# Tsetlin Machine with Bitwise Operators Implemented in CUDA

A CUDA implementation of the Tsetlin Machine (https://arxiv.org/abs/1804.01508) using bitwise operations for increased learning- and classification speed. On the IMDB dataset, parallel bit manipulation with CUDA leads to approx. 50 times faster learning compared to the vanilla Cython (https://github.com/cair/TsetlinMachine) and C (https://github.com/cair/TsetlinMachineC) implementations.

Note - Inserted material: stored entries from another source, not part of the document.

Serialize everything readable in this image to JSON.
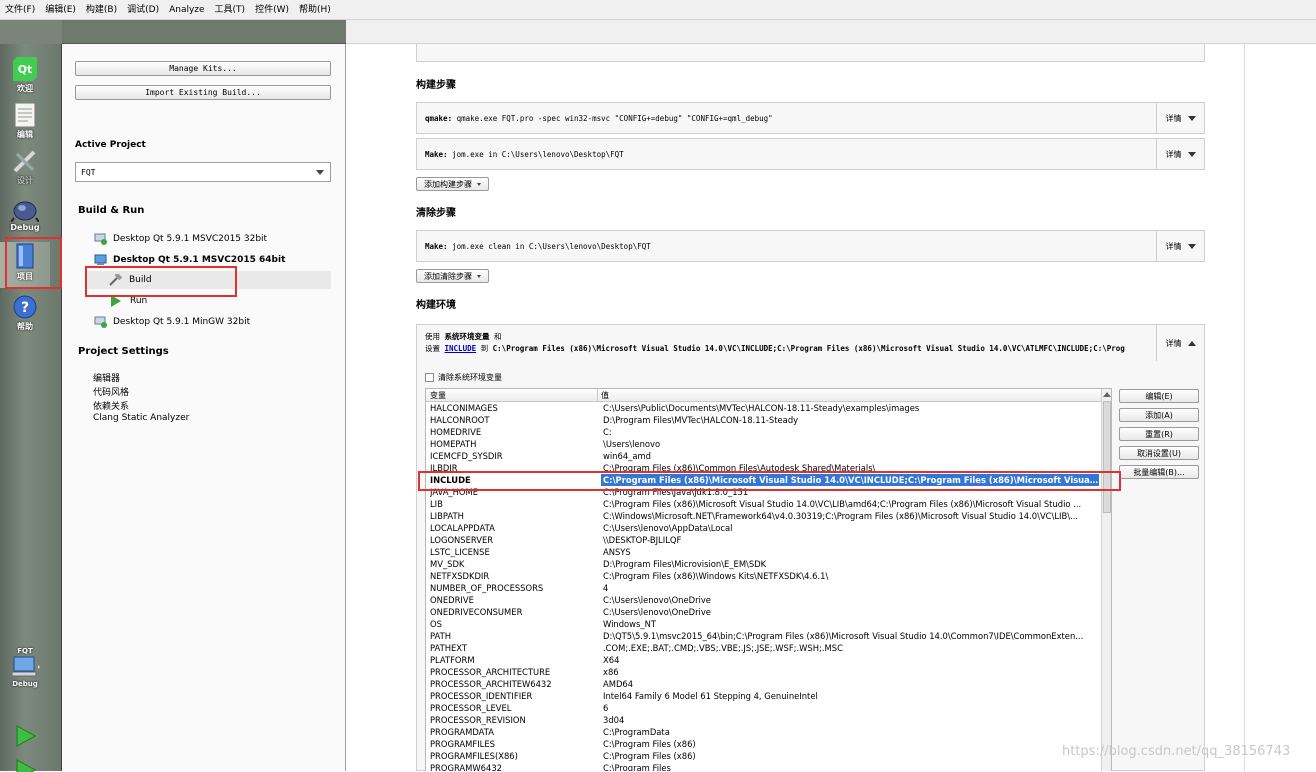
{
  "menu": [
    "文件(F)",
    "编辑(E)",
    "构建(B)",
    "调试(D)",
    "Analyze",
    "工具(T)",
    "控件(W)",
    "帮助(H)"
  ],
  "modes": [
    {
      "name": "welcome",
      "label": "欢迎",
      "icon": "qt-logo-icon"
    },
    {
      "name": "edit",
      "label": "编辑",
      "icon": "document-icon"
    },
    {
      "name": "design",
      "label": "设计",
      "icon": "pen-ruler-icon"
    },
    {
      "name": "debug",
      "label": "Debug",
      "icon": "bug-icon"
    },
    {
      "name": "projects",
      "label": "项目",
      "icon": "book-icon"
    },
    {
      "name": "help",
      "label": "帮助",
      "icon": "help-icon"
    }
  ],
  "target": {
    "project": "FQT",
    "config": "Debug"
  },
  "left": {
    "manage_kits": "Manage Kits...",
    "import_build": "Import Existing Build...",
    "active_project_title": "Active Project",
    "active_project_value": "FQT",
    "build_run_title": "Build & Run",
    "kits": [
      {
        "label": "Desktop Qt 5.9.1 MSVC2015 32bit"
      },
      {
        "label": "Desktop Qt 5.9.1 MSVC2015 64bit"
      },
      {
        "label": "Build"
      },
      {
        "label": "Run"
      },
      {
        "label": "Desktop Qt 5.9.1 MinGW 32bit"
      }
    ],
    "settings_title": "Project Settings",
    "settings": [
      "编辑器",
      "代码风格",
      "依赖关系",
      "Clang Static Analyzer"
    ]
  },
  "main": {
    "build_steps_title": "构建步骤",
    "qmake_label": "qmake:",
    "qmake_cmd": "qmake.exe FQT.pro -spec win32-msvc \"CONFIG+=debug\" \"CONFIG+=qml_debug\"",
    "make_label": "Make:",
    "make_cmd": "jom.exe in C:\\Users\\lenovo\\Desktop\\FQT",
    "details": "详情",
    "add_build_step": "添加构建步骤",
    "clean_steps_title": "清除步骤",
    "clean_cmd": "jom.exe clean in C:\\Users\\lenovo\\Desktop\\FQT",
    "add_clean_step": "添加清除步骤",
    "env_title": "构建环境",
    "env_line1_a": "使用",
    "env_line1_b": "系统环境变量",
    "env_line1_c": "和",
    "env_line2_a": "设置",
    "env_line2_var": "INCLUDE",
    "env_line2_b": "到",
    "env_line2_val": "C:\\Program Files (x86)\\Microsoft Visual Studio 14.0\\VC\\INCLUDE;C:\\Program Files (x86)\\Microsoft Visual Studio 14.0\\VC\\ATLMFC\\INCLUDE;C:\\Prog",
    "clear_sys_env": "清除系统环境变量",
    "col_var": "变量",
    "col_val": "值",
    "buttons": [
      "编辑(E)",
      "添加(A)",
      "重置(R)",
      "取消设置(U)",
      "批量编辑(B)..."
    ],
    "rows": [
      {
        "k": "HALCONIMAGES",
        "v": "C:\\Users\\Public\\Documents\\MVTec\\HALCON-18.11-Steady\\examples\\images"
      },
      {
        "k": "HALCONROOT",
        "v": "D:\\Program Files\\MVTec\\HALCON-18.11-Steady"
      },
      {
        "k": "HOMEDRIVE",
        "v": "C:"
      },
      {
        "k": "HOMEPATH",
        "v": "\\Users\\lenovo"
      },
      {
        "k": "ICEMCFD_SYSDIR",
        "v": "win64_amd"
      },
      {
        "k": "ILBDIR",
        "v": "C:\\Program Files (x86)\\Common Files\\Autodesk Shared\\Materials\\"
      },
      {
        "k": "INCLUDE",
        "v": "C:\\Program Files (x86)\\Microsoft Visual Studio 14.0\\VC\\INCLUDE;C:\\Program Files (x86)\\Microsoft Visual St..."
      },
      {
        "k": "JAVA_HOME",
        "v": "C:\\Program Files\\Java\\jdk1.8.0_151"
      },
      {
        "k": "LIB",
        "v": "C:\\Program Files (x86)\\Microsoft Visual Studio 14.0\\VC\\LIB\\amd64;C:\\Program Files (x86)\\Microsoft Visual Studio ..."
      },
      {
        "k": "LIBPATH",
        "v": "C:\\Windows\\Microsoft.NET\\Framework64\\v4.0.30319;C:\\Program Files (x86)\\Microsoft Visual Studio 14.0\\VC\\LIB\\..."
      },
      {
        "k": "LOCALAPPDATA",
        "v": "C:\\Users\\lenovo\\AppData\\Local"
      },
      {
        "k": "LOGONSERVER",
        "v": "\\\\DESKTOP-BJLILQF"
      },
      {
        "k": "LSTC_LICENSE",
        "v": "ANSYS"
      },
      {
        "k": "MV_SDK",
        "v": "D:\\Program Files\\Microvision\\E_EM\\SDK"
      },
      {
        "k": "NETFXSDKDIR",
        "v": "C:\\Program Files (x86)\\Windows Kits\\NETFXSDK\\4.6.1\\"
      },
      {
        "k": "NUMBER_OF_PROCESSORS",
        "v": "4"
      },
      {
        "k": "ONEDRIVE",
        "v": "C:\\Users\\lenovo\\OneDrive"
      },
      {
        "k": "ONEDRIVECONSUMER",
        "v": "C:\\Users\\lenovo\\OneDrive"
      },
      {
        "k": "OS",
        "v": "Windows_NT"
      },
      {
        "k": "PATH",
        "v": "D:\\QT5\\5.9.1\\msvc2015_64\\bin;C:\\Program Files (x86)\\Microsoft Visual Studio 14.0\\Common7\\IDE\\CommonExten..."
      },
      {
        "k": "PATHEXT",
        "v": ".COM;.EXE;.BAT;.CMD;.VBS;.VBE;.JS;.JSE;.WSF;.WSH;.MSC"
      },
      {
        "k": "PLATFORM",
        "v": "X64"
      },
      {
        "k": "PROCESSOR_ARCHITECTURE",
        "v": "x86"
      },
      {
        "k": "PROCESSOR_ARCHITEW6432",
        "v": "AMD64"
      },
      {
        "k": "PROCESSOR_IDENTIFIER",
        "v": "Intel64 Family 6 Model 61 Stepping 4, GenuineIntel"
      },
      {
        "k": "PROCESSOR_LEVEL",
        "v": "6"
      },
      {
        "k": "PROCESSOR_REVISION",
        "v": "3d04"
      },
      {
        "k": "PROGRAMDATA",
        "v": "C:\\ProgramData"
      },
      {
        "k": "PROGRAMFILES",
        "v": "C:\\Program Files (x86)"
      },
      {
        "k": "PROGRAMFILES(X86)",
        "v": "C:\\Program Files (x86)"
      },
      {
        "k": "PROGRAMW6432",
        "v": "C:\\Program Files"
      }
    ]
  },
  "watermark": "https://blog.csdn.net/qq_38156743",
  "colors": {
    "highlight": "#e03030",
    "selection": "#3377d6",
    "link": "#0000cc"
  }
}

## Bit-Based Representation and Manipulation of Patterns

The Tsetlin Machine solves complex pattern recognition problems with propositional formulas, composed by a collective of Tsetlin Automata. In this implementation, we express both inputs, patterns, and outputs as bits, while recognition and learning rely on bit manipulation. Briefly stated, the states of the Tsetlin Automata are jointly represented using multiple sequences of bits (e.g., 8 sequences to represent an 8 bit state index). Sequence 1 contains the first bit of each state index. Sequence 2 contains the second bit, and so on, as exemplified below for 24 Tsetlin Automata:

The benefit of this representation is that the action of each Tsetlin Automaton is readily available from the most significant bit (sequence 8 in the figure). Thus, the output (recognized or not recognized pattern) can be obtained from the input based on fast bitwise operators (NOT, AND, and CMP - comparison). When deployed after training, only the sequence containing the most significant bit is required. The other sequences can be discarded because these bits are only used to keep track of the learning. This provides a further reduction in memory usage.

## IMDB Demo

```
python ./produce_dataset.py
make
./IMDBDemoCUDABits
Num SMS: 80
EXPERIMENT 1
##### EPOCH 1 #####
-- CLASS 1 --
PRECISION: 0.876
RECALL: 0.856
F-SCORE: 0.866
-- CLASS 2 --
PRECISION: 0.859
RECALL: 0.878
F-SCORE: 0.869
TRAINING TIME: 28.366195
TESTING TIME: 19.398722
##### EPOCH 2 #####
-- CLASS 1 --
PRECISION: 0.874
RECALL: 0.869
F-SCORE: 0.872
-- CLASS 2 --
PRECISION: 0.870
RECALL: 0.875
F-SCORE: 0.872
TRAINING TIME: 29.422352
TESTING TIME: 19.346641
##### EPOCH 3 #####
-- CLASS 1 --
PRECISION: 0.877
RECALL: 0.877
F-SCORE: 0.877
-- CLASS 2 --
PRECISION: 0.877
RECALL: 0.877
F-SCORE: 0.877
TRAINING TIME: 29.098980
TESTING TIME: 19.351734
...
##### EPOCH 98 #####
-- CLASS 1 --
PRECISION: 0.903
RECALL: 0.888
F-SCORE: 0.895
-- CLASS 2 --
PRECISION: 0.890
RECALL: 0.905
F-SCORE: 0.897
TRAINING TIME: 26.510541
TESTING TIME: 19.653829
##### EPOCH 99 #####
-- CLASS 1 --
PRECISION: 0.909
RECALL: 0.883
F-SCORE: 0.896
-- CLASS 2 --
PRECISION: 0.886
RECALL: 0.911
F-SCORE: 0.899
TRAINING TIME: 26.439740
TESTING TIME: 19.726412
##### EPOCH 100 #####
-- CLASS 1 --
PRECISION: 0.916
RECALL: 0.873
F-SCORE: 0.894
-- CLASS 2 --
PRECISION: 0.879
RECALL: 0.920
F-SCORE: 0.899
TRAINING TIME: 25.989568
TESTING TIME: 19.775639
```

## Further Work

- Perform a more extensive hyperparameter search (manipulating THRESHOLD, CLAUSES, STATE_BITS, and S in TsetlinMachineConfig.h).
- Convolutional approach for more fine-grained modelling of semantics.